Hackers tried to access South Carolina 's voter registration system almost 150,000 times on Election Day alone, a new report from the state's Election Commission has revealed.

The report plays into a larger pattern of attempted hacking in the 2016 election, in which the Department of Homeland Security (DHS) says more than 20 US states were targeted. Intelligence officials believe much of the election meddling was carried out by Russian hackers.

The news comes as President Donald Trump's eldest son has been called to testify before a Senate committee on his meeting with a Kremlin-connected lawyer during the 2016 campaign.

In South Carolina, state officials met with the FBI and state law enforcement about the attempted hacking as early as August 2016, according to The Wall Street Journal . In September, the state requested help from the Department of Homeland Security (DHS), and hired its own private cybersecurity firm.

That month, the DHS located 55 different vulnerabilities on devices used by the Election Commission vulnerabilities that could be used to access the voter registration database and the Commission's public-facing website.

The private security firm took more than three weeks to patch the majority of these vulnerabilities, DHS reports reveal. By Election Day, however, all but one vulnerability had been fixed.

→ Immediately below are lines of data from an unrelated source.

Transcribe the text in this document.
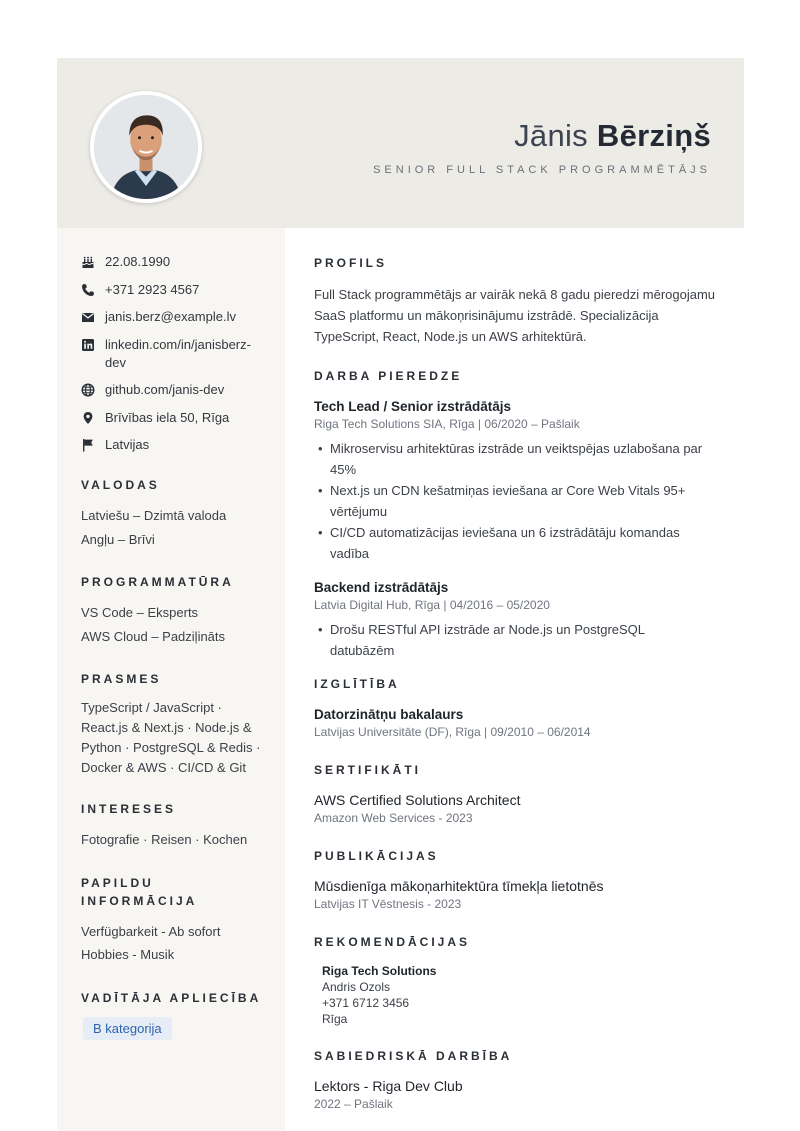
Jānis Bērziņš
SENIOR FULL STACK PROGRAMMĒTĀJS
22.08.1990
+371 2923 4567
janis.berz@example.lv
linkedin.com/in/janisberz-dev
github.com/janis-dev
Brīvības iela 50, Rīga
Latvijas
VALODAS
Latviešu – Dzimtā valoda
Angļu – Brīvi
PROGRAMMATŪRA
VS Code – Eksperts
AWS Cloud – Padziļināts
PRASMES
TypeScript / JavaScript · React.js & Next.js · Node.js & Python · PostgreSQL & Redis · Docker & AWS · CI/CD & Git
INTERESES
Fotografie · Reisen · Kochen
PAPILDU INFORMĀCIJA
Verfügbarkeit - Ab sofort
Hobbies - Musik
VADĪTĀJA APLIECĪBA
B kategorija
PROFILS
Full Stack programmētājs ar vairāk nekā 8 gadu pieredzi mērogojamu SaaS platformu un mākoņrisinājumu izstrādē. Specializācija TypeScript, React, Node.js un AWS arhitektūrā.
DARBA PIEREDZE
Tech Lead / Senior izstrādātājs
Riga Tech Solutions SIA, Rīga | 06/2020 – Pašlaik
• Mikroservisu arhitektūras izstrāde un veiktspējas uzlabošana par 45%
• Next.js un CDN kešatmiņas ieviešana ar Core Web Vitals 95+ vērtējumu
• CI/CD automatizācijas ieviešana un 6 izstrādātāju komandas vadība
Backend izstrādātājs
Latvia Digital Hub, Rīga | 04/2016 – 05/2020
• Drošu RESTful API izstrāde ar Node.js un PostgreSQL datubāzēm
IZGLĪTĪBA
Datorzinātņu bakalaurs
Latvijas Universitāte (DF), Rīga | 09/2010 – 06/2014
SERTIFIKĀTI
AWS Certified Solutions Architect
Amazon Web Services - 2023
PUBLIKĀCIJAS
Mūsdienīga mākoņarhitektūra tīmekļa lietotnēs
Latvijas IT Vēstnesis - 2023
REKOMENDĀCIJAS
Riga Tech Solutions
Andris Ozols
+371 6712 3456
Rīga
SABIEDRISKĀ DARBĪBA
Lektors - Riga Dev Club
2022 – Pašlaik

According to the Election Commission's report, unidentified “malicious actors” tried 149,832 different times to find that vulnerability on 8 November.

South Carolina officials found no evidence that the voter rolls were actually breached. They believe the attacks were carried out by automated bots, rather than thousands of individual actors.

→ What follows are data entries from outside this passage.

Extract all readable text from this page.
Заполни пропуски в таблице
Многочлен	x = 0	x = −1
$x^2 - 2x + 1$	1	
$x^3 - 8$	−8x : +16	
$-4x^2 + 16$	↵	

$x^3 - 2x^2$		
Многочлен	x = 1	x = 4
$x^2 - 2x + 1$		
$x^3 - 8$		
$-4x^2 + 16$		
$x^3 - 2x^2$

Still, Chris Whitmire, the State Election Commission’s director of public information and training, said this pattern marked a major departure from years prior.

“Security has been a top priority for the [State Election Commission] since implementing the statewide voting system in 2004,” Mr. Whitmire told the Journal . “However, events leading up to the 2016 General Election, including the breaches of other states’ voter-registration systems, created an election-security environment that was very different.”

53% of Americans say it’s realistic that Russian hacking may disrupt future U.S. elections, @bpolitics poll finds https://t.co/09LMDHjTlW pic.twitter.com/oVr94tLAX3

― Bloomberg Politics (@bpolitics) July 17, 2017

And South Carolina was not alone, officials from the Department of Homeland Security testified last month.

“As of right now, we have evidence of election-related systems in 21 states that were targeted,” Jeanette Manfra, the acting deputy undersecretary for cybersecurity and communications at DHS, told the Senate Intelligence Committee.

Sources told Bloomberg that number could actually be much higher : As many as 39 states were targeted by an attack on poll-worker software, the sources allege. The attack reportedly breached dozens of voter databases, and at least one campaign finance database.

In a Senate testimony last month, former FBI Director James Comey warned that the threat of Russian hacking was far from over.

“[This] it is a long-term practise of theirs,” the former intelligence official said. “It's stepped up a notch in a significant way in '16. They'll be back.”